O halde tüm bunların olmasını istemiyorsak, bugün nasıl islamı yaşıyorsak, yarın da torunlarımızın bu dini olması gerektiği gibi yaşamaları için Kuran ve sünnete sıkıca sarılmalıyız vesselam....!
 
Sevgili ruşen-alp:

Sizin söylediklerinizin bazı yerlerine katılıyor bazı yerlerine katılmıyorum. Şöyle özetleyecek olursak, insanlar kuranı mealinden yani kendi bildikleri dilden okumadıkları sürece nasıl anlayacaklar, nasıl kavrayacaklar ve nasıl hayatlarına yansıtacaklar. Bu yüzden yüce kelamın insanın kendi bildiği dilden okunmasından yanayım, çünkü sizde çok iyi bilirsinizki hepimiz bu kurandan sorumluyuz. Ancak arapça yüzünden okuyan, içeriğini ise hiç anlamayan birinin anlamıdığı metinden sorguya çekilmesi Allahın adaleti ile çelişir, bu yüzden inanan kuranı bilmek zorundadır.
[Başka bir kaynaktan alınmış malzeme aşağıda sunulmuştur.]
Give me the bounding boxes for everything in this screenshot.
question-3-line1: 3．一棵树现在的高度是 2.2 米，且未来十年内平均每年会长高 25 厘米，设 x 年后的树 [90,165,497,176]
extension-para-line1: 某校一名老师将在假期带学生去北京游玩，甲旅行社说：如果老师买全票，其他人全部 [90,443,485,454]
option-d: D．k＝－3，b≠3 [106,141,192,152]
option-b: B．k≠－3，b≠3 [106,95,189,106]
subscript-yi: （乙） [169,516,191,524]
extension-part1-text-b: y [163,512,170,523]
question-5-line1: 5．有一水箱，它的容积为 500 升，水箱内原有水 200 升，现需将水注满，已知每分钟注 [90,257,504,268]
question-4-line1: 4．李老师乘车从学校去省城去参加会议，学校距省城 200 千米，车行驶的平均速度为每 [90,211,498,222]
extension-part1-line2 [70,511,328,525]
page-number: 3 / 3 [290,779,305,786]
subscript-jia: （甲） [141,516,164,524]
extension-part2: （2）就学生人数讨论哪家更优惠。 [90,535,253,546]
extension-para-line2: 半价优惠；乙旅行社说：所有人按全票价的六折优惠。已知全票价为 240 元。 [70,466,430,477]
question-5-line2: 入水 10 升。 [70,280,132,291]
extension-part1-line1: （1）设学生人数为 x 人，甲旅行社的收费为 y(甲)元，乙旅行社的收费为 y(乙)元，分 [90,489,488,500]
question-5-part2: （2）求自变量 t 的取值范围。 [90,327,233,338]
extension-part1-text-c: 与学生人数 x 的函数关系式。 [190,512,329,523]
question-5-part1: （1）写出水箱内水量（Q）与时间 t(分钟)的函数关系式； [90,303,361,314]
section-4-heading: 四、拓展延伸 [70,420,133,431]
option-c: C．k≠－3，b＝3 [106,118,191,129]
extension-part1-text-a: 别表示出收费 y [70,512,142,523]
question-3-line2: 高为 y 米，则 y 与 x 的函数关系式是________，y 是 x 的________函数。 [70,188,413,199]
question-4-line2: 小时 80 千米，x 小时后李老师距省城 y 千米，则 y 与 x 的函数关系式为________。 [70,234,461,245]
Ahirette neden bilmedin kuranı dendiğinde bize böyle öğrettiler gibi de bir deme lüksü yoktur, bakın vebal nasıl zincirleme gidiyor.
Ezan konusunda hemfikiriz, ezan namaz vaktinin girdiğini gösteren bir semboldür, japonyada bir şehirde ezan okunduğu zaman oranın halkı bilir ki, müslümanlar için ibadet vaktidir ve yakınlarda bir cami vardır. Arapça okunmasında bu yüzden bir sakınca göremiyorum.
Peygamberin sünneti ise onun kuran ekseninden bir nebze bile şaşmamış yaşantısıdır. Şimdi soruyorum sizlere, neden 4 mezhep var (4 incil ile çok benzeşiyor değil mi)? Neden bir mezhepteki uygulama bir mezhepteki uygulama ile çelişiyor? Oysa Allah kuranda demiyormu, bunu insanlar yazsaydı sen içlerinde pek çok çelişki bulurdun diye.

Kurban konusuna biraz değinecek olursam, kurban bana göre, Allah yoluna harcanabilen, çok sevdiğimiz şeylerden vazgeçebilme, feda edebilmedir. Hz. İbrahimin kurbanı Hz. İsmaildi, böyle düşünürsek, kurbanın gerçek manasına vakıf olursak, kedi, köpek, horoz gibi kavramlarda boğulmamış oluruz kanaatindeyim.

Ancak namaz konusunda bir iki söyleyeceğim var.
namaz günün belli vakitlerinde Allaha karşı yerine getirilen bir borç olarak algılandığı sürece tam yerine oturmuyor kanaatindeyim. Neden diye sorarsanız namaz gerçek manada, bağlılık, yakınlaşma, af dileme, isteme gibi hepsini birden kapsayan bir eylem. Ve yine bana göre insanın kuran ayetleri ile ana dilinden yapılması gerekir, ha arapçaya çok iyi vakıf biri arapça kılmak istiyorum derse kılsın, çünkü ne dediğini bilecektir. Allah demiyormu nisa suresinde ne dediğinizi bilinceye kadar namaza yaklaşmayın, bunu sarhoşluk ile sınırlamak çok vahim bir durum, aklın örtülü olduğu durumda ve ne dediğinizi bilmeden Allah sizden yakınlaşma ve bağlılık istemiyor, bunun türkçe karşılığı budur.
Kuranın bütününde namazla ilgili ayetlere bakacak olursak, asgarisinin 2 rekat olduğunu şu ayetten anlarız (nisa 101 ve 102). Ve kuranın bütününe baktığımızda namaz bizden günün belli vakitlerinde devamlı ve sürekli istenen bir ibadet, yani gün içinde sürekli bir bağlantı durumu.
Namazın mirac hadisesi ile peygamberimize farz kılındığına dair rivayet, namaz konusunu gerçek manasından çok çarpıtmıştır, yine kuranın bütününe baktığımız zaman, namazın daha önceki inananları da kapsadığını, onların da namaz kılmakla emrolunduklarını görürüz. Bu yüzden namazın nasıl kılınacağı konusuna kuran değinmemiştir, çünkü sınırlarını vererek süregelen bir ibadeti belletmiştir.
İslam evrenseldir, buna sonuna kadar katılıyorum, bu yüzden Allahın kelamı ey araplar vs değil, ey inananlar şeklindedir.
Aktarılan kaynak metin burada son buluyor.